Blood pressure and the risk of chronic kidney disease progression using multistate marginal structural models in the CRIC Study

• Published in: Statistics in medicine Vol. 36; no. 26; pp. 4167 - 4181
• Main Authors: Stephens‐Shields, Alisa J., Spieker, Andrew J., Anderson, Amanda, Drawz, Paul, Fischer, Michael, Sozio, Stephen M., Feldman, Harold, Joffe, Marshall, Yang, Wei, Greene, Tom
• Format: Journal Article
• Language: English
• Published: England Wiley Subscription Services, Inc 20.11.2017
• Subjects: Blood Pressure; causal inference; Causality; Cohort Studies; Computer Simulation; Confounding Factors, Epidemiologic; Disease Progression; Glomerular Filtration Rate; Humans; inverse probability weighting; Kidney diseases; Markov Chains; Medical statistics; Models, Statistical; multistate models; Probability; renal disease progression; Renal Insufficiency, Chronic; Risk Factors; inverse probability weighting; multistate models; renal disease progression; causal inference
• ISSN: 0277-6715; 1097-0258; 1097-0258
• DOI: 10.1002/sim.7425

In patients with chronic kidney disease (CKD), clinical interest often centers on determining treatments and exposures that are causally related to renal progression.
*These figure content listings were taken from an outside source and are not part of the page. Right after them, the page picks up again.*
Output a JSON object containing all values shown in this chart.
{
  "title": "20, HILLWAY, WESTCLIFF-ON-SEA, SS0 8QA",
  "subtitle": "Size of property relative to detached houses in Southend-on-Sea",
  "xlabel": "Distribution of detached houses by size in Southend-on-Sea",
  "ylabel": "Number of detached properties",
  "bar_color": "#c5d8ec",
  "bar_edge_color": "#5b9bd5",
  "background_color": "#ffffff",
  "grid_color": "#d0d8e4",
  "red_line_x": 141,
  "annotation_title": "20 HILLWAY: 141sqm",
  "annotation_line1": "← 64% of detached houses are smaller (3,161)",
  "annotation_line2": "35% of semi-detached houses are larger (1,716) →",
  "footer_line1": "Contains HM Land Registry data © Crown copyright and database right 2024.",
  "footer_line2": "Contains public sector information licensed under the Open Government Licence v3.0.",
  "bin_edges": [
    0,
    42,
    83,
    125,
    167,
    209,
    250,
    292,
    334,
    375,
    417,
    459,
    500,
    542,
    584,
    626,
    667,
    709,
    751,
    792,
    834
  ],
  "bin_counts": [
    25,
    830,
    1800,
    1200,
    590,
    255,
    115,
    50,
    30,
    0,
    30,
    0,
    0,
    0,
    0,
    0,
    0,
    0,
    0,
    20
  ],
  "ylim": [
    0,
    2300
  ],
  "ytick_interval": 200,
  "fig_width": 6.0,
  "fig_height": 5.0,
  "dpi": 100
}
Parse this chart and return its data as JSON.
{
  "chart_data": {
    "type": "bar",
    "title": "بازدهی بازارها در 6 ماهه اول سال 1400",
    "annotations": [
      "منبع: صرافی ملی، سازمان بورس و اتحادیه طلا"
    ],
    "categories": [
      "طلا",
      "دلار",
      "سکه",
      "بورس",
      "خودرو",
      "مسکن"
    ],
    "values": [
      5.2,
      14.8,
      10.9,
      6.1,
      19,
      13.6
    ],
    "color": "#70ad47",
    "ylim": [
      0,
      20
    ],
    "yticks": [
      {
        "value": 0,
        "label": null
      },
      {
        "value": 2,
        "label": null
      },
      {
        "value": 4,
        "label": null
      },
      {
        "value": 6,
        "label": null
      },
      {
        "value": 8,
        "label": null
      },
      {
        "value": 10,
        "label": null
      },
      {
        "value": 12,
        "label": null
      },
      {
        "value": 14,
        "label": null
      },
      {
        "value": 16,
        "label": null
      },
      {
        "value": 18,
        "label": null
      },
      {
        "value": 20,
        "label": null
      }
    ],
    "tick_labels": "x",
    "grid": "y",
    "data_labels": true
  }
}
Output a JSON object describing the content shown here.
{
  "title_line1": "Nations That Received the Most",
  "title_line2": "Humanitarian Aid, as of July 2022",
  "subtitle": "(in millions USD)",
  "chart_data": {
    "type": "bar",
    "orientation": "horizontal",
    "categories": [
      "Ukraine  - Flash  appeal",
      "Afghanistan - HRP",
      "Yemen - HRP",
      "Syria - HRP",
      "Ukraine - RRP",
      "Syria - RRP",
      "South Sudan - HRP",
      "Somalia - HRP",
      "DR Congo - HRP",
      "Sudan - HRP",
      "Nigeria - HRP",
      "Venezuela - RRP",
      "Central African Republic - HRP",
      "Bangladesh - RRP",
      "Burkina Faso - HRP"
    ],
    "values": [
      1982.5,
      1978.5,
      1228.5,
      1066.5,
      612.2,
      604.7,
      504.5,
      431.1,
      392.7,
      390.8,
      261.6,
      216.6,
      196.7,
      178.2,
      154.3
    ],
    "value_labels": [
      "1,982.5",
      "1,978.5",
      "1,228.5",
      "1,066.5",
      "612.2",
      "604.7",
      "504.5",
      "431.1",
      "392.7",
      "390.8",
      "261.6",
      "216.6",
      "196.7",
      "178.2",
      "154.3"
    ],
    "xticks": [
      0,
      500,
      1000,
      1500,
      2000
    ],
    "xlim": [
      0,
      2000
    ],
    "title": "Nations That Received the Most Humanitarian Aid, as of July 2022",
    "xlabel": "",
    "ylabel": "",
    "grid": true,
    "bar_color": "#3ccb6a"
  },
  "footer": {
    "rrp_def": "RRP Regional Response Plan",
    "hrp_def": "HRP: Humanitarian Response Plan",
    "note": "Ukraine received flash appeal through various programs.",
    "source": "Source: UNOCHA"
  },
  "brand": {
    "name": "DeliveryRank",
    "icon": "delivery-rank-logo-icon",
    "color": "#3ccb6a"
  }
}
Analyses of longitudinal clinical data in this population are often complicated by clinical competing events, such as end‐stage renal disease (ESRD) and death, and time‐dependent confounding, where patient factors that are predictive of later exposures and outcomes are affected by past exposures. We developed multistate marginal structural models (MS‐MSMs) to assess the effect of time‐varying systolic blood pressure on disease progression in subjects with CKD. The multistate nature of the model allows us to jointly model disease progression characterized by changes in the estimated glomerular filtration rate (eGFR), the onset of ESRD, and death, and thereby avoid unnatural assumptions of death and ESRD as noninformative censoring events for subsequent changes in eGFR. We model the causal effect of systolic blood pressure on the probability of transitioning into 1 of 6 disease states given the current state. We use inverse probability weights with stabilization to account for potential time‐varying confounders, including past eGFR, total protein, serum creatinine, and hemoglobin. We apply the model to data from the Chronic Renal Insufficiency Cohort Study, a multisite observational study of patients with CKD.